Not surprisingly, community outbreaks have occurred in places where people gather in close quarters and where they may have physical contact, like schools, prisons, military barracks and storm shelters.
In 2003, researchers documented an outbreak among players for the St. Louis Rams, with the bacteria attacking sites of turf burn. “MRSA infection was significantly associated with the lineman or linebacker position,” said a study in The New England Journal of Medicine.
Dr. Gorwitz said that the community strains, which first appeared in the 1990s, are genetically distinct from those that emerged in hospitals two decades earlier. “It doesn’t appear that MRSA in the community occurred as a result of MRSA sort of spreading out from hospitals,” she said. “What likely happened is that some of these strains of Staph aureus that were already in the community acquired the genes that confer resistance.”

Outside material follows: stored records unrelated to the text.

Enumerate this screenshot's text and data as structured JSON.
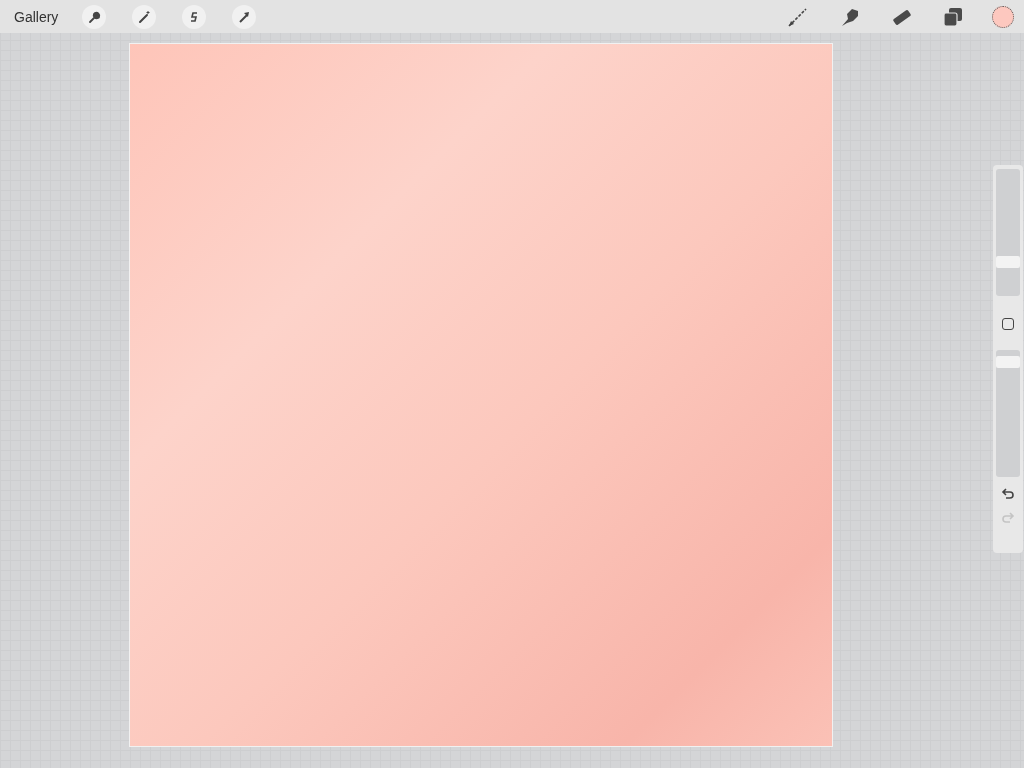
{
  "toolbar": {
    "gallery": "Gallery"
  },
  "color_swatch": {
    "color": "#fdc8bf"
  },
  "sidebar": {
    "brush_size": {
      "level": 0.24
    },
    "opacity": {
      "level": 0.95
    },
    "undo": {
      "disabled": false
    },
    "redo": {
      "disabled": true
    }
  }
}
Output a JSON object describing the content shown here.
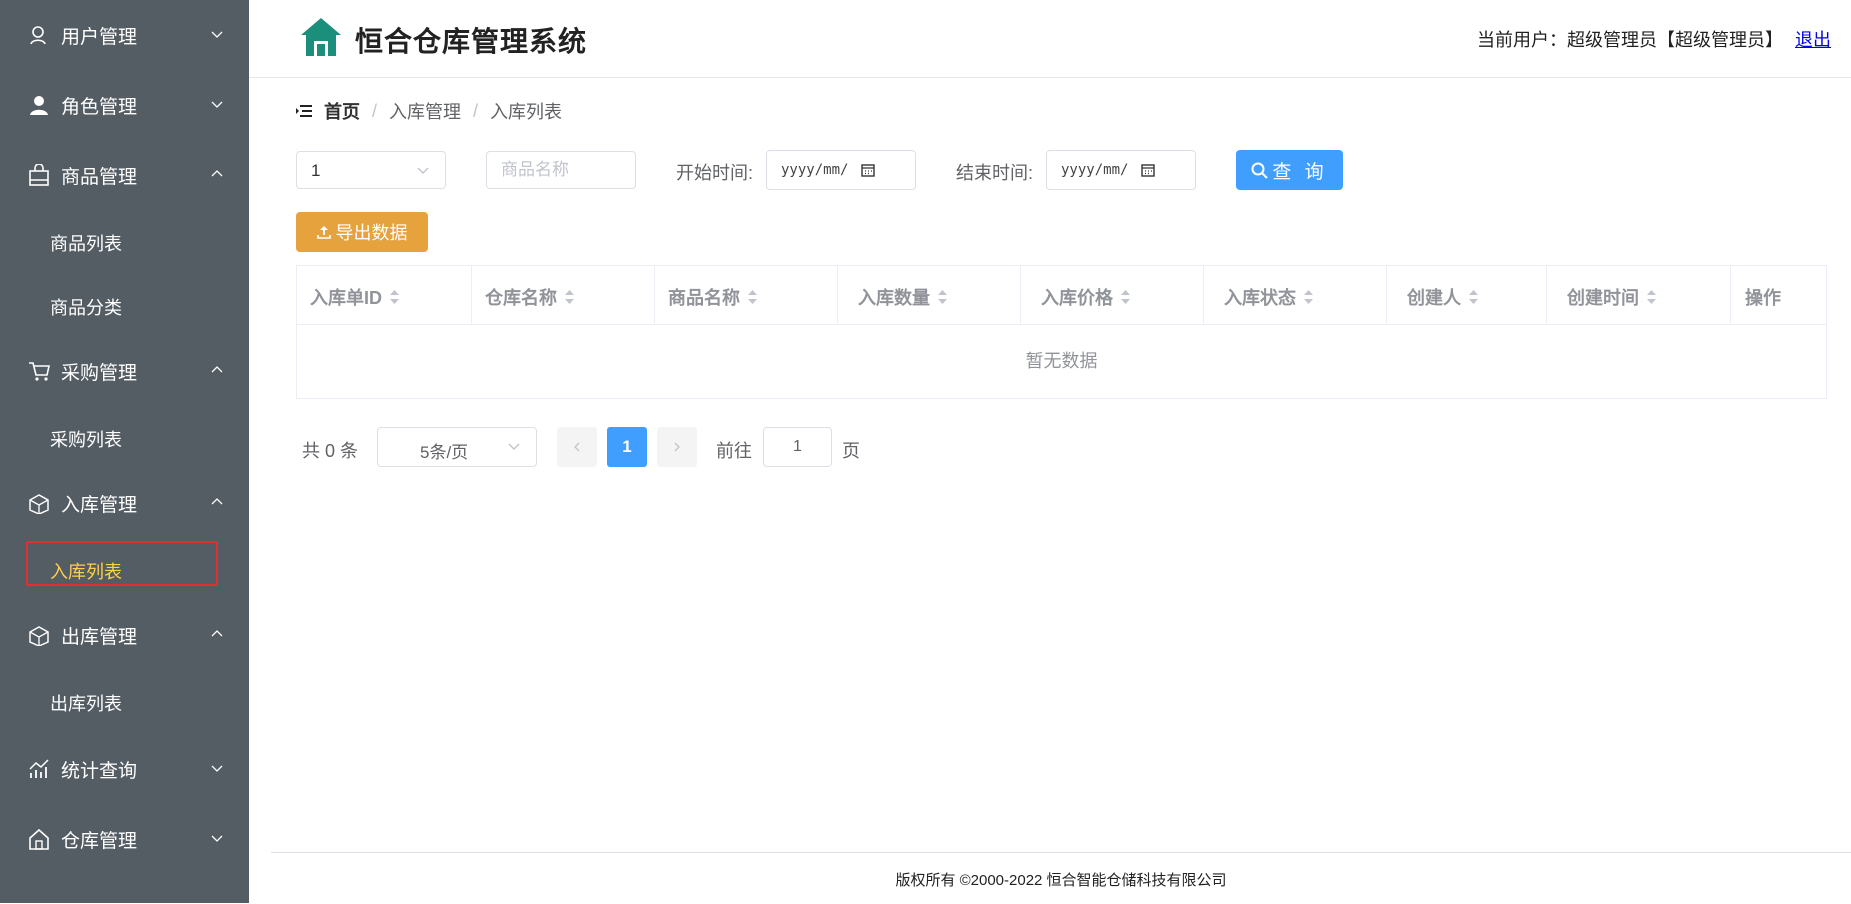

The recent study looked only at the most serious MRSA cases, those in which the infection invaded the body as opposed to merely colonizing the skin. The researchers projected there were 94,360 such cases in 2005. Of those, 27 percent clearly began in hospitals while another 58 percent involved strains associated with health care that attacked within a year of a medical procedure. Only 14 percent were found to be community strains.
A previous study, published in 2005, projected that one of every three people were colonized with Staphylococcus aureus, but that only 1 percent carried a drug-resistant strain.
Dr. Jernigan pointed out that MRSA represents only a fraction of all health-care-associated infections, perhaps 10 percent of the total. Earlier this year, the disease control agency projected that 1 of every 22 hospital patients would get an infection — 1.7 million cases a year — and that 99,000 would die.